資料写真:インド126機を発注した仏ダッソー社の戦闘機「ラファール」
アジアの武装化が進み、武器輸入量が世界トップとなったのには特殊な原因がある。アジア諸国の装備は老朽化し、独自の生産能力は遅れていたが、経済力の向上にともない、武器輸入の需要が自然と増加した。しかしアジア以外の大国は「脅威論」を取り沙汰し、米国を中心とする軍需メーカーは大儲けしている。
◆装備は悪いが、武器を自主生産できない
国防大学の王宝付教授からすれば、多くのアジア諸国で軍事装備のレベルは低いという。アジア太平洋経済の持続的発展により、国防により多くの資金を投入できるようになる一方、内部の混乱が減り始めた。こうした中、アジアの国々は武器調達に視線を向けるようになった。
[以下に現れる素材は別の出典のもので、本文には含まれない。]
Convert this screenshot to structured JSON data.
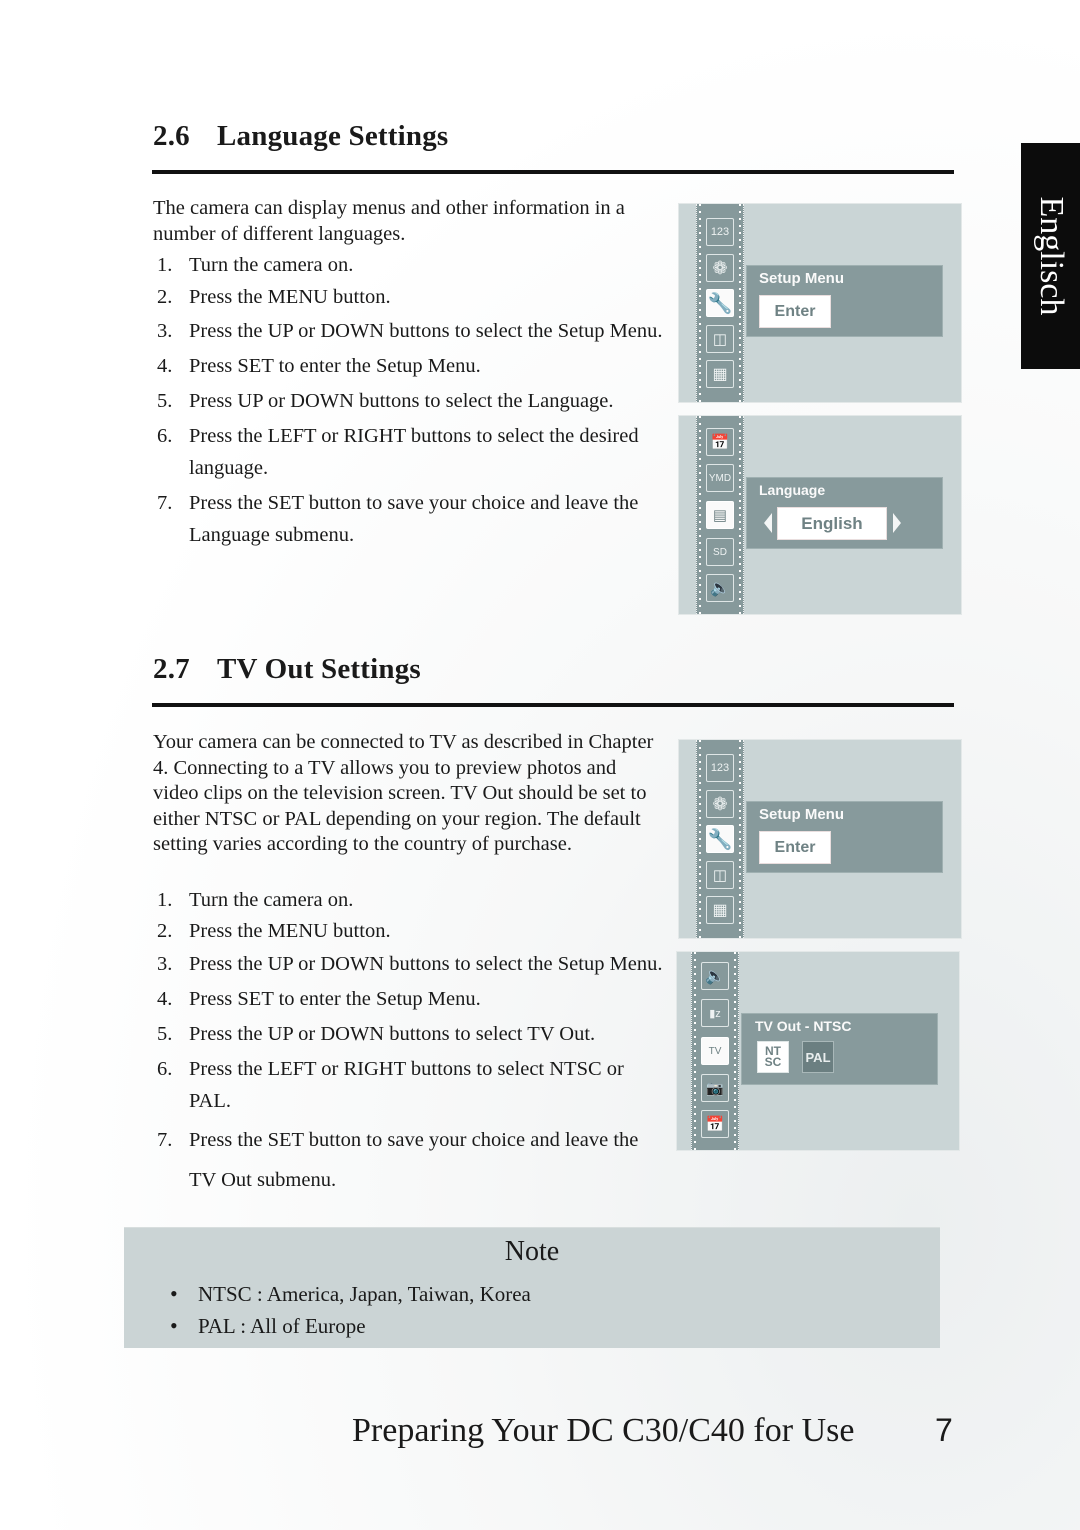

例えば、武器輸入最大国のインドは現在導入している武器の大部分がロシア製で、50%が老朽化している。インド国防省が議会に提出したデータによると、この4年間でインドではSu-30MKIや仏戦闘機ミラージュ2000など先進型を含む戦闘機50機が墜落し、パイロット19人が死亡した。戦闘機の故障が絶えない原因は深刻な老朽化にある。そのためインドは今後5年間で500億ドルを投じて老朽化したロシア式装備の更新を進める決定をした。
アジア諸国の多くは武器自給率が低く、日本やインドのような大国でも重要な装備の多くはかなり輸入に依存しており、アジアの国防費増加はある意味「武器輸入増加」の代名詞といえる。王教授も、アジアの武器生産能力は劣っており、先進的な武器を導入するには輸入しかない情況と指摘する。